/historical/TODO
#! | 83 lines | 46 code | 37 blank | 0 comment | 0 complexity | 3563934666ff1c9cdcea6f8c9c9816af MD5 | raw file
- === SQL Database Prep ===
- 1. run a slave sync'd to mysql.agni - but stop it at 2pm, Sunday
- 2. grab the logs off of nyar for 2pm-3pm and 3pm-4pm
- 3. generate ends for these files... something like:
- gzcat query.log.98.gz query.log.99.gz
- | python sqllog_genends.py > query.log.98-99-ends
-
- this will take a long time
- 4. generate a short, test file -- say 100k likes:
- gzcat query.log.98.gz | head -100000 > query.log.98-short
-
- 5. generate ends for that:
- python sqllog_genends.py query.log.98-short > query.log.98-short-ends
- 6. generate stats for both of the above sets
- gzcat query.log.98.gz query.log.99.gz
- | python sqllog_stats.py - query.log.98-99-ends > stats-big
-
- python sqllog_stats.py query.log.98-short query.log.98-short-ends > stats-small
-
- The big stats will tell us how many workers we need....
-
-
-
- === Software To Do ===
- The forking code has not been tested, the threading code has. The fork bit, though, is pretty boilerplate. The forks should detach correctly.
- QueryResponse events need to be ignored when replayed, but not for end generation.

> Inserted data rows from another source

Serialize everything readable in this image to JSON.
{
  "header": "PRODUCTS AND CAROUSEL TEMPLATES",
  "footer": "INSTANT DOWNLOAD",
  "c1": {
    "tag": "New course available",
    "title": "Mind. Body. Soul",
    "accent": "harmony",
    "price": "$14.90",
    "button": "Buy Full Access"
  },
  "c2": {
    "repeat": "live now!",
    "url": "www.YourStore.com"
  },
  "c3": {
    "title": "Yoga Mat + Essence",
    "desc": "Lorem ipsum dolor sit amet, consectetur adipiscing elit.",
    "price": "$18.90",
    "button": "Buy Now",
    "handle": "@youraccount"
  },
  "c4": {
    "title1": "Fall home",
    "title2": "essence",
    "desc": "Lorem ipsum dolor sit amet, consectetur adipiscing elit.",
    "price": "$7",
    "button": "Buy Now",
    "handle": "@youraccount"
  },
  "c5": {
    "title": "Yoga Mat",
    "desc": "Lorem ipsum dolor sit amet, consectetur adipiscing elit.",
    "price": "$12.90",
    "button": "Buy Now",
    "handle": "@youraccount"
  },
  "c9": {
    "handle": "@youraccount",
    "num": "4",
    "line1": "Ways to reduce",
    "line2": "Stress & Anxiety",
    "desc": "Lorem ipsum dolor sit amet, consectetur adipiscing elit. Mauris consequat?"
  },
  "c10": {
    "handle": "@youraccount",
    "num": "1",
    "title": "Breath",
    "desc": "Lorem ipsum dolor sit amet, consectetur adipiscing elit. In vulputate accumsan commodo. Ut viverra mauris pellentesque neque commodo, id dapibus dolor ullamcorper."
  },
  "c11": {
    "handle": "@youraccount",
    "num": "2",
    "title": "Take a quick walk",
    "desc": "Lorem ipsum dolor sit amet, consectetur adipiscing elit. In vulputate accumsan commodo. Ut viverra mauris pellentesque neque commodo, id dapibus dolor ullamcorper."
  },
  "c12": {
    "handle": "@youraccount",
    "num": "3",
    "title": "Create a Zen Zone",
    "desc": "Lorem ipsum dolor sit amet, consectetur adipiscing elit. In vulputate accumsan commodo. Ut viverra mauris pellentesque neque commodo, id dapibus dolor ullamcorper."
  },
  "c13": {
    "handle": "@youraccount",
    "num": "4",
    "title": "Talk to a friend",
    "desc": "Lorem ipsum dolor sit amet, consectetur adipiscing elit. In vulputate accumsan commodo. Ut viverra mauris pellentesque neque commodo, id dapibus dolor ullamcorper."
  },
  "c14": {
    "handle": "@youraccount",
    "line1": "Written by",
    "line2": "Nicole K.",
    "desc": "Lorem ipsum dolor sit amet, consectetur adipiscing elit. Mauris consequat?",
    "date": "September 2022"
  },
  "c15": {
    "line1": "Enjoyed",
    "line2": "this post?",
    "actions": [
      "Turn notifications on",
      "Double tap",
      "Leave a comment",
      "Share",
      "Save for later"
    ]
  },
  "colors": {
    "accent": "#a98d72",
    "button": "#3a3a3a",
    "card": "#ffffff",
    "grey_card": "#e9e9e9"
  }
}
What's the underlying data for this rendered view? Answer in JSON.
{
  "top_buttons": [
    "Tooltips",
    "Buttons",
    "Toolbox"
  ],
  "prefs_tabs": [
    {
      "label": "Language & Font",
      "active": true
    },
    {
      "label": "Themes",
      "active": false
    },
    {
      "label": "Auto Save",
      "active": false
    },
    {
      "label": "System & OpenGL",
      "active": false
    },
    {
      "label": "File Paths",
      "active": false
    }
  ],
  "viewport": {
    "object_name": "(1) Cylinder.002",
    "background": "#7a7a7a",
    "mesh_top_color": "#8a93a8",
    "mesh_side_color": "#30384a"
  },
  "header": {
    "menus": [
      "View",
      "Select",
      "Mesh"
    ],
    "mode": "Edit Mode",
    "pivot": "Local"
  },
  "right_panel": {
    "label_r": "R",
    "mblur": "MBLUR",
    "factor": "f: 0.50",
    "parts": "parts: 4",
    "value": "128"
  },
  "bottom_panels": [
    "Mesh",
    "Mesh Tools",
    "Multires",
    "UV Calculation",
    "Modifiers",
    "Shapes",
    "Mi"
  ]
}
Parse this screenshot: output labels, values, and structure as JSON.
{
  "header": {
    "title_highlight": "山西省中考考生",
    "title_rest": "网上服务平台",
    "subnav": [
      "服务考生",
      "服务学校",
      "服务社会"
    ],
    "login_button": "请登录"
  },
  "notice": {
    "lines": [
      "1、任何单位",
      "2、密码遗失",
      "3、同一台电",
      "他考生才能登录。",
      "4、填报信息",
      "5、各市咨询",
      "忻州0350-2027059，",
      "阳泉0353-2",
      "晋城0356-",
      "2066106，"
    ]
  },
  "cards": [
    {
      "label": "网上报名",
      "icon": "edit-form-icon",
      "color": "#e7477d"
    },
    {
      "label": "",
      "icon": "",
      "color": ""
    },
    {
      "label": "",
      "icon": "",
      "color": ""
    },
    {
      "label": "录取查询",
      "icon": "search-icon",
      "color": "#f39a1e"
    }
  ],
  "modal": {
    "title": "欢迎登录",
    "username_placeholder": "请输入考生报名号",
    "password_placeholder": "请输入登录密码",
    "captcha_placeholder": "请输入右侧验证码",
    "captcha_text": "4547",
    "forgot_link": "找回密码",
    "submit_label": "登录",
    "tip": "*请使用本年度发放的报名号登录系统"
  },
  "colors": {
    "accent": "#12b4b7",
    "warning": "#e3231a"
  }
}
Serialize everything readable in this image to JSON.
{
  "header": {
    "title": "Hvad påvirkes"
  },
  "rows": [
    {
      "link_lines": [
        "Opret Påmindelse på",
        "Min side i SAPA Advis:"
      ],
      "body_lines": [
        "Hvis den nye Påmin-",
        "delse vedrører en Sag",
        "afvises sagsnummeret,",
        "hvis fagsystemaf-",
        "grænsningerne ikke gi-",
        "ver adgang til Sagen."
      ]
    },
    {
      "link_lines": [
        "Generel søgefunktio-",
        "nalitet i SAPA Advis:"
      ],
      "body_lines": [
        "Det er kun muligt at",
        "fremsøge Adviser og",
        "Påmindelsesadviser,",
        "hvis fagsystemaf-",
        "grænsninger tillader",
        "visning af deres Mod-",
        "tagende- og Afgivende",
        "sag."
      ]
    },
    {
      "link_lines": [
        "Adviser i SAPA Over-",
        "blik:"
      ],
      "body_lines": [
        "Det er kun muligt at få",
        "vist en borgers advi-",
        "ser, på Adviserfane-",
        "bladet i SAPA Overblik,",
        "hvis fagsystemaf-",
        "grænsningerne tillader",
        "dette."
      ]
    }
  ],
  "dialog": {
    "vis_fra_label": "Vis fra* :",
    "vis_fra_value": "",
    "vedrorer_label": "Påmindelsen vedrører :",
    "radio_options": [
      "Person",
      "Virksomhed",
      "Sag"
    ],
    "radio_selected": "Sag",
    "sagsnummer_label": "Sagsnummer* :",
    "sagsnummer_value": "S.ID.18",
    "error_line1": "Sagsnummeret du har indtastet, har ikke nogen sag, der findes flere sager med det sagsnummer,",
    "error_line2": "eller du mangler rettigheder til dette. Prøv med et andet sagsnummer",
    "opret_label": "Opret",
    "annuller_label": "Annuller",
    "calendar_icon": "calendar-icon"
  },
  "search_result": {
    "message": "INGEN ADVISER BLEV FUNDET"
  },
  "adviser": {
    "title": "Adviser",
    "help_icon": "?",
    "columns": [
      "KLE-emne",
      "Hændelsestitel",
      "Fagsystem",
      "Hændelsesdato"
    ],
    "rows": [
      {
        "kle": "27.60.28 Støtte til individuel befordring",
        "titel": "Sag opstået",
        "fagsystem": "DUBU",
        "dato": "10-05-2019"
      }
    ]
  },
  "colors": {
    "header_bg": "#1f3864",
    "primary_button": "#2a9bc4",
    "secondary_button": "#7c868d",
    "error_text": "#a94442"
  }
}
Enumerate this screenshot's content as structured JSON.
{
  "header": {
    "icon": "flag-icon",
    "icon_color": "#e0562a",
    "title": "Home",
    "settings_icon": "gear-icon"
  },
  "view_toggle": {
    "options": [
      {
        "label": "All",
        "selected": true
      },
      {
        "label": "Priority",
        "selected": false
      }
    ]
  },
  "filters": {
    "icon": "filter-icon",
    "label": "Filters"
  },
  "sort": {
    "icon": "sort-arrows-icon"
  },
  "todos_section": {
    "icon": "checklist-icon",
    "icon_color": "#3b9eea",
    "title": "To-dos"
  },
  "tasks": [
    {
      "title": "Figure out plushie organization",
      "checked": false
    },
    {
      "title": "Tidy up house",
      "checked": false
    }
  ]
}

- Need to add logic to guess the schema on the first query
- Hive needs a better way to build up option parsers, and pass them around
- with defaults.
- === Running ===
- We are going to need the following procedure either in a script, or at least
- easy to run:
- 1. reset test mysql instance to known state
- 2. start n worker threads, on m processes, on k machines:
- dsh to k machines:
- python hive_mysql.py --fork m --workers n
- ... assuming all those machines have the software in the right place...
- yup - i don't know what n, m, or k should be.... Only that we'll
- need n*m*k to be about the max concurrency given in the stats (from above)
- whether threads are good enough, or forks are better... who knows...
- nor do I know how many per machine..... thoughts?
-
-
- 3. start a central:
- python hive_mysql.py --central query.log.98-short query.log.98-short-ends
-
- -or-
-
- gzcat query.log.98.gz query.log.99.gz
- | python hive_mysql.py --central - query.log.98-99-ends
- That should print out stats at the very end -- how long it took to run in particular.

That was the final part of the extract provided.